Thursday, March 25, 2010

The Read-Aloud Streak

For those of you who’ve been following along for awhile, you already know how passionately I believe in reading aloud together.

I’m privileged to serve on the Bank Street Children’s Book Committee, and one of the great pleasures I derive from the many hours we spend together discussing books is when one of the members says, “Just listen to the language here,” or “look how playful the rhythms are in this section,” and he or she proceeds to read aloud the author’s words. To sit back and let the words wash over me is sheer heaven. I have never outgrown it. And if you are truly honest with yourself, you haven’t outgrown it either. There is nothing like the sound of a true storyteller’s voice.

That brings me to the piece I discovered in last Sunday’s New York Times. A father and daughter had started what they deemed, “The Streak”—a read-aloud streak. Kristen and Jim Brozina began to read aloud together on November 11, 1997, when Kristen was in fourth grade, and read for 3,218 straight nights until her first day of college. At a time when their family’s composition was changing (Kristen’s mother left the family, and her older sister left for college), this father-daughter read-aloud ritual became a stabilizing force for them both.

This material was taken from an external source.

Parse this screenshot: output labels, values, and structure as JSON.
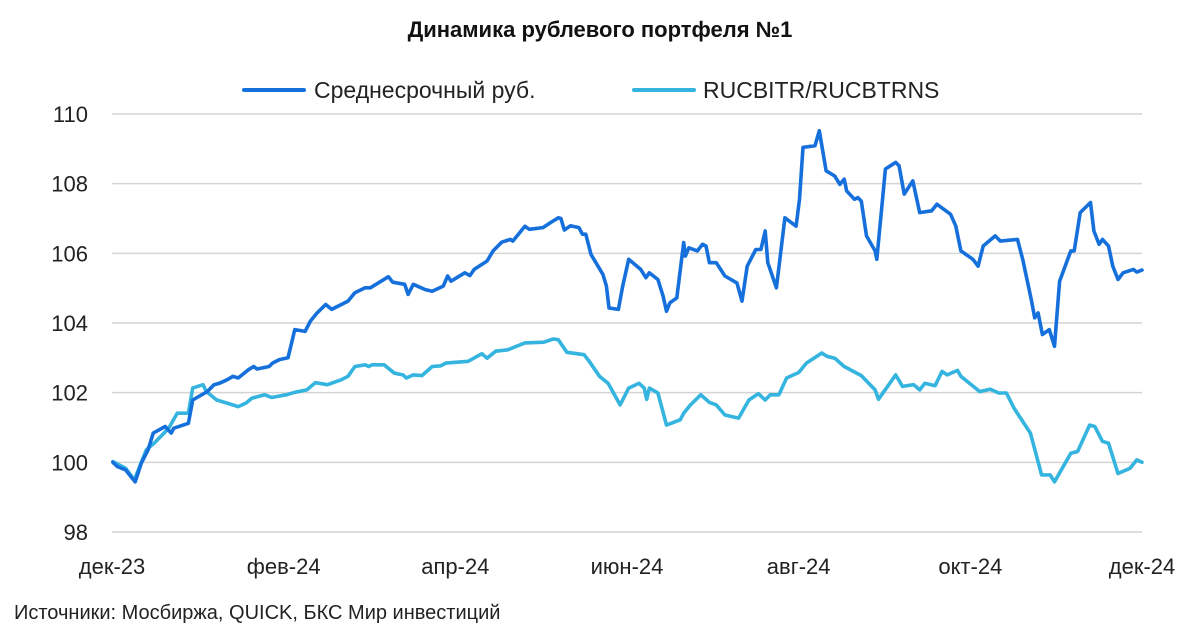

And what did I think of? Another parent and child who share a love of books and, more specifically, poetry: Julie Andrews and her daughter, Emma Walton Hamilton. They share a love of writing poetry, too, and include some of their own works in Julie Andrews’ Collection of Poems, Songs, and Lullabies, illustrated by the wonderful James McMullan. Music is another powerful way into words and literacy, too, and the mother-daughter selectors include a wide range of song lyrics, not only diverse in their uplifting or melancholy tones, but also in their level of sophistication. There is plenty here for the entire family to enjoy.